Last week, news broke that, two days shy of her 44th birthday, Peterson was found dead in her Greeley, Colorado, home.
No cause of death has yet been released and her mother, Sylvia Peterson, was reported to have speculated that “it may have been related to her sleep apnea.”
Internet speculation has focused far more on Peterson’s struggles with drug abuse. Between 2000 and 2012, she was arrested five times on substance abuse-related charges, and mug shots display the disturbing transformation of her appearance.
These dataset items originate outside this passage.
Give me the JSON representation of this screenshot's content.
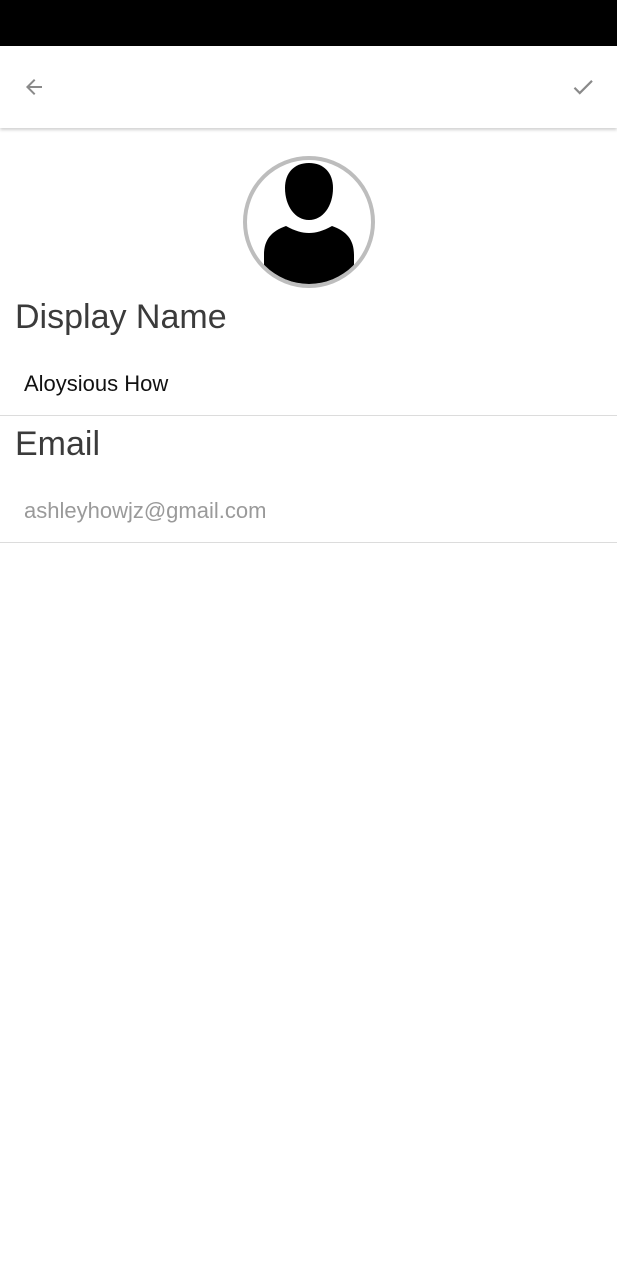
{
  "toolbar": {
    "back_icon": "arrow-left-icon",
    "save_icon": "checkmark-icon",
    "icon_color": "#8a8a8a"
  },
  "profile": {
    "avatar_icon": "person-silhouette-icon",
    "avatar_border_color": "#bdbdbd"
  },
  "fields": {
    "display_name": {
      "label": "Display Name",
      "value": "Aloysious How"
    },
    "email": {
      "label": "Email",
      "value": "ashleyhowjz@gmail.com"
    }
  }
}
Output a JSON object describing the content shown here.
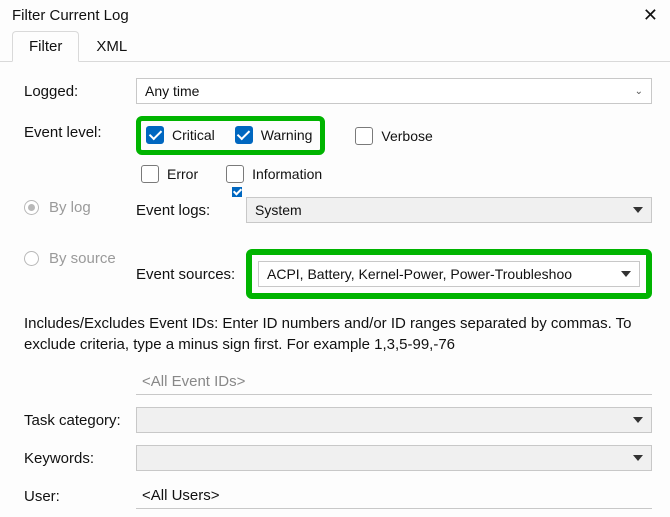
{
  "window": {
    "title": "Filter Current Log"
  },
  "tabs": {
    "filter": "Filter",
    "xml": "XML"
  },
  "labels": {
    "logged": "Logged:",
    "event_level": "Event level:",
    "by_log": "By log",
    "by_source": "By source",
    "event_logs": "Event logs:",
    "event_sources": "Event sources:",
    "task_category": "Task category:",
    "keywords": "Keywords:",
    "user": "User:"
  },
  "logged_value": "Any time",
  "levels": {
    "critical": "Critical",
    "warning": "Warning",
    "verbose": "Verbose",
    "error": "Error",
    "information": "Information"
  },
  "event_logs_value": "System",
  "event_sources_value": "ACPI, Battery, Kernel-Power, Power-Troubleshoo",
  "includes_text": "Includes/Excludes Event IDs: Enter ID numbers and/or ID ranges separated by commas. To exclude criteria, type a minus sign first. For example 1,3,5-99,-76",
  "event_ids_placeholder": "<All Event IDs>",
  "user_placeholder": "<All Users>",
  "highlight_color": "#00b400",
  "accent_color": "#0067c0",
  "checked": {
    "critical": true,
    "warning": true,
    "verbose": false,
    "error": false,
    "information": false
  }
}
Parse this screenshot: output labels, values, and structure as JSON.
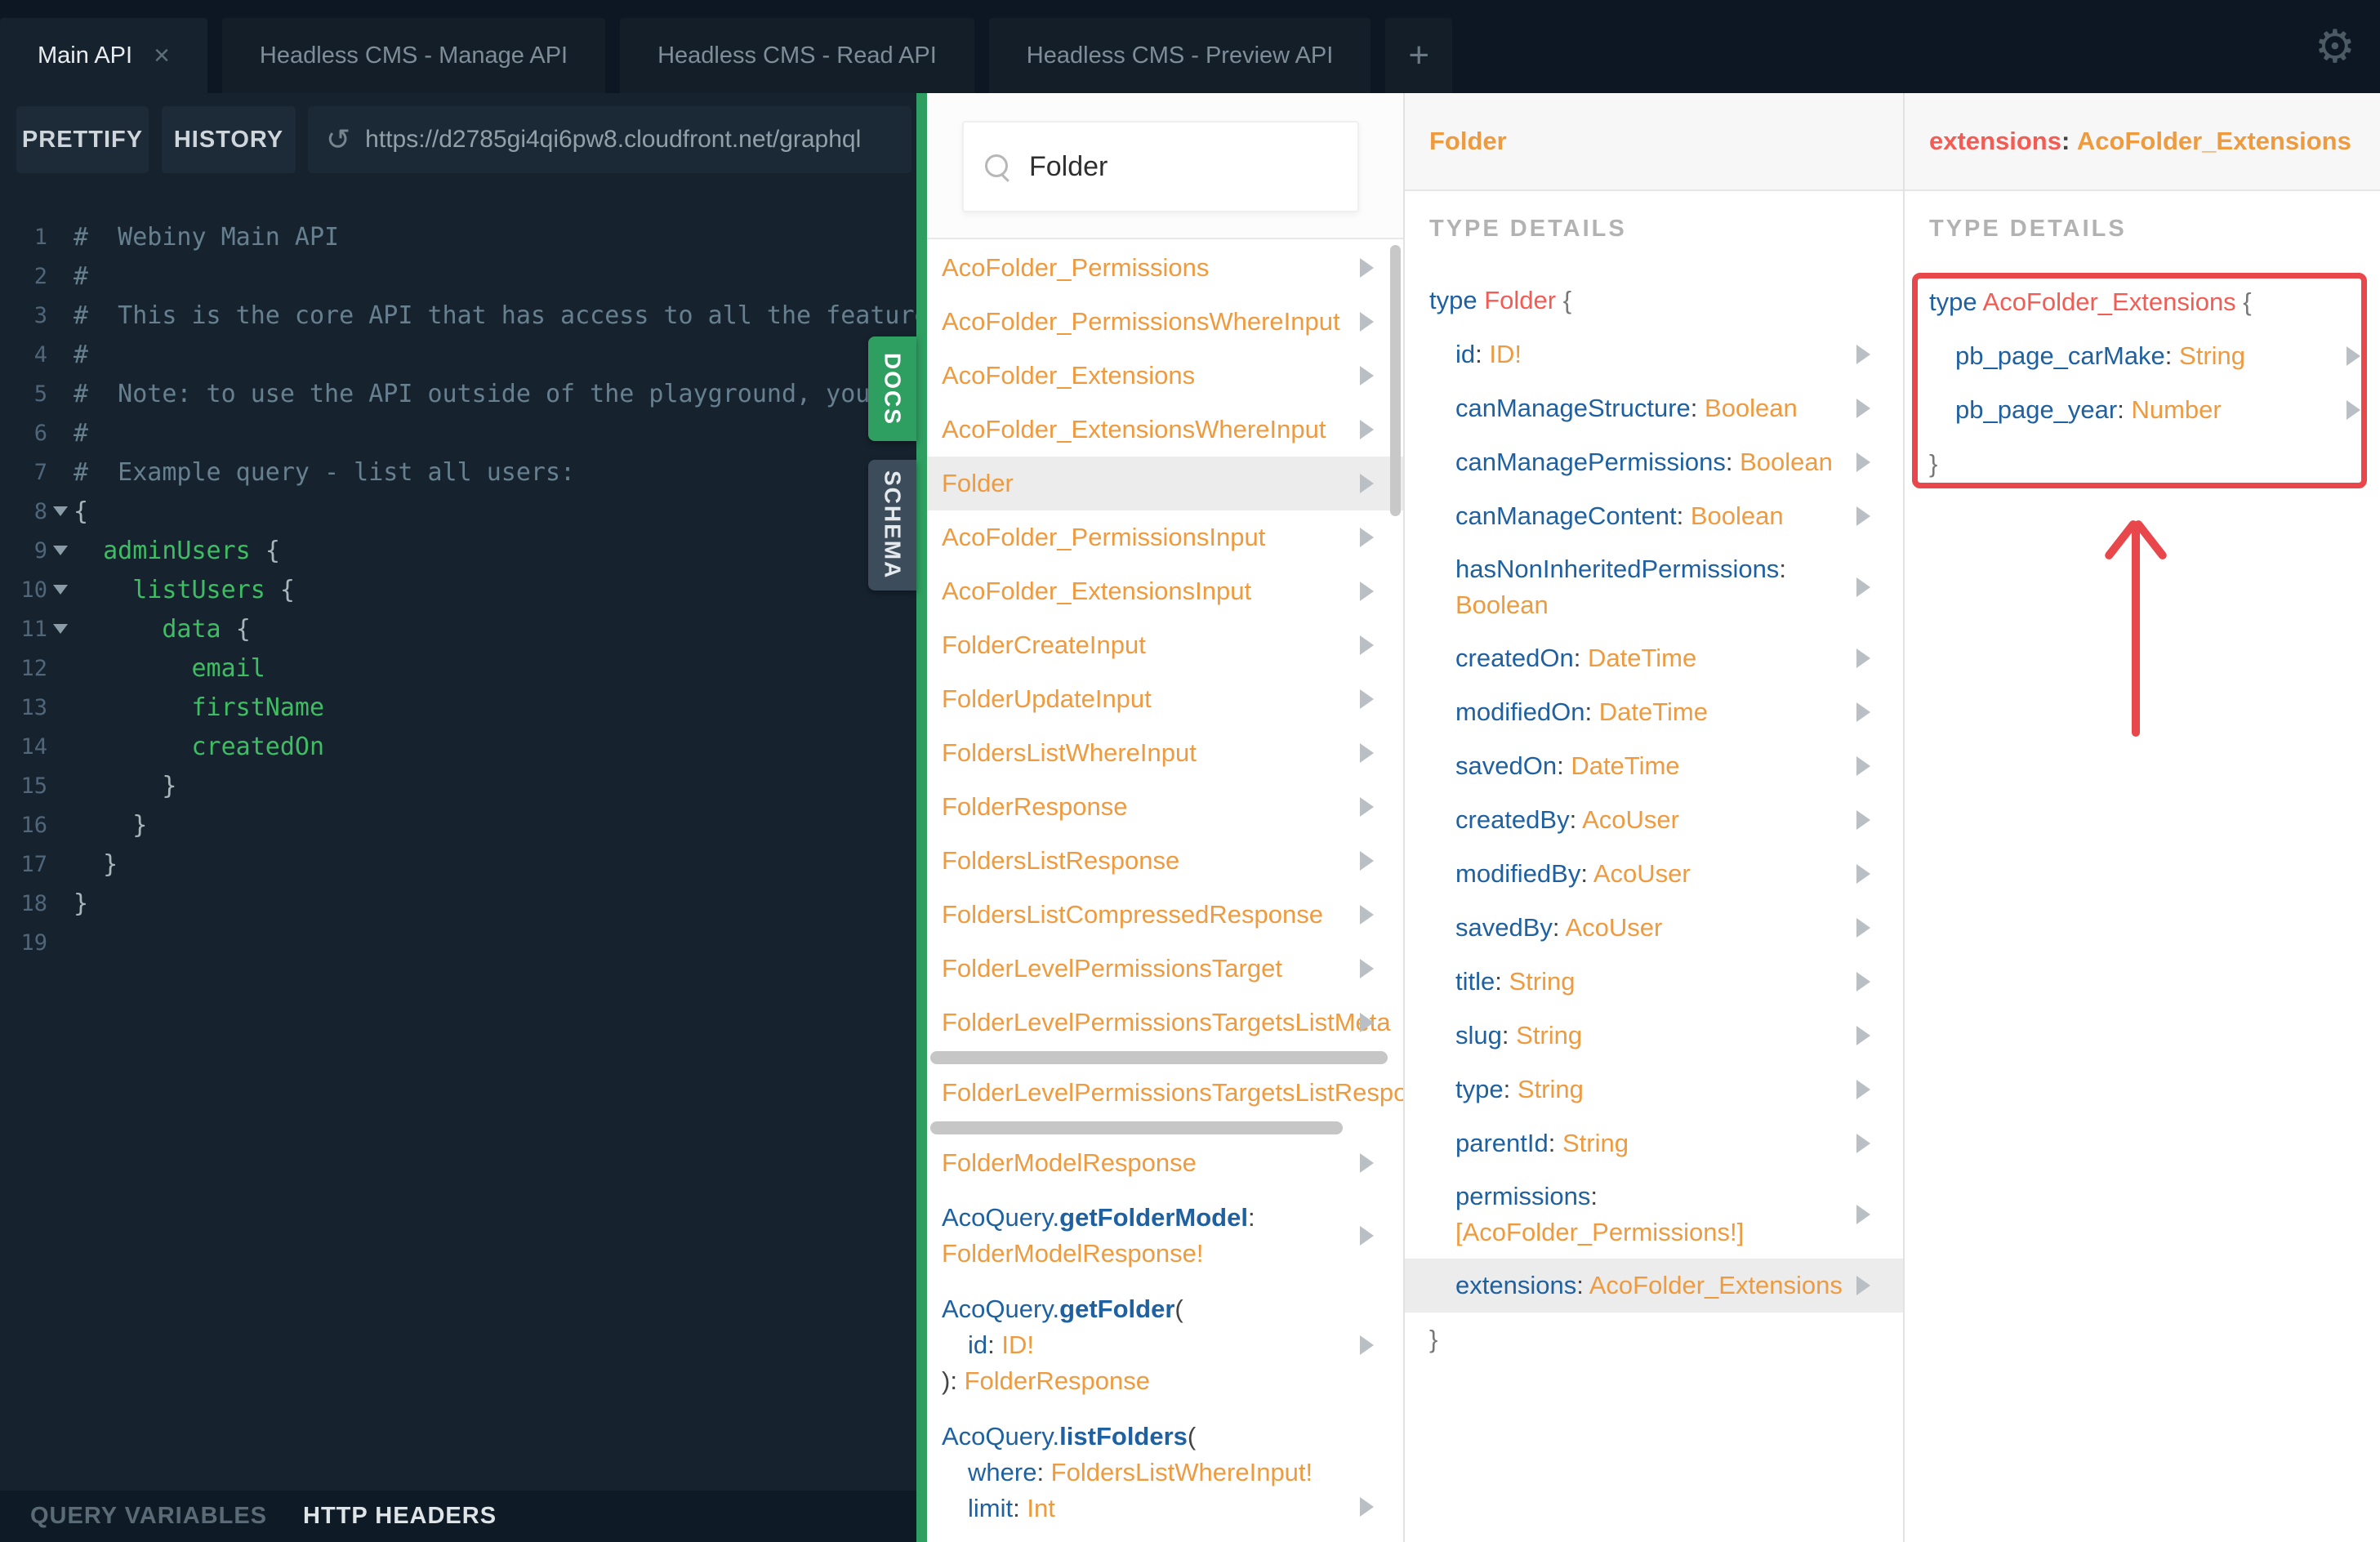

However, her mom told Entertainment Tonight that the former star “had been clean for a long time and this was not, in any way, a drug thing.”
Even if Peterson’s toxicology comes back negative, there’s still a possibility that past drug abuse combined with sleep apnea (a potentially serious disorder in which breathing involuntarily stops and starts during sleep) both played roles in her death.
That’s because both not only place undue stress on the body’s vital organs, the two conditions can actually exacerbate each other.
During the 1970s, Stabler was the Pro Bowl quarterback — and legendary leader — of the NFL’s renegade franchise: the Oakland Raiders.
Nicknamed “The Snake,” the long-haired lefthander was best-known for two things: leading clutch game-winning drives on the field … and partying like a rock star off it.
Stabler used to say that he did just fine studying his playbook “by the light of a nightclub jukebox.”
The NFL’s Most Valuable Player in 1974, he authored far too many late-game heroics to recount.
But for passionate lifelong Miami Dolphins fans like myself, Stabler’s most enduring moment — the (in)famous “Sea of Hands” play — is a permanent wound burned into our sports souls. That miraculous playoff game-winning touchdown pass — which Stabler, while being tackled, floated into the end zone among three Dolphins defenders — ended the Dolphins Super Bowl dynasty of the early 1970s.
Stabler’s family announced via Facebook last week that the Alabama native had, at 69, succumbed to Stage 4 colon cancer.
He been diagnosed only a few months ago. Whether Stabler had been undergoing regular colonoscopy screenings prior to his late-stage diagnosis is unclear.
But his death does serve as a reminder to all of us of how vital it is to detect colon cancer in its earliest stage.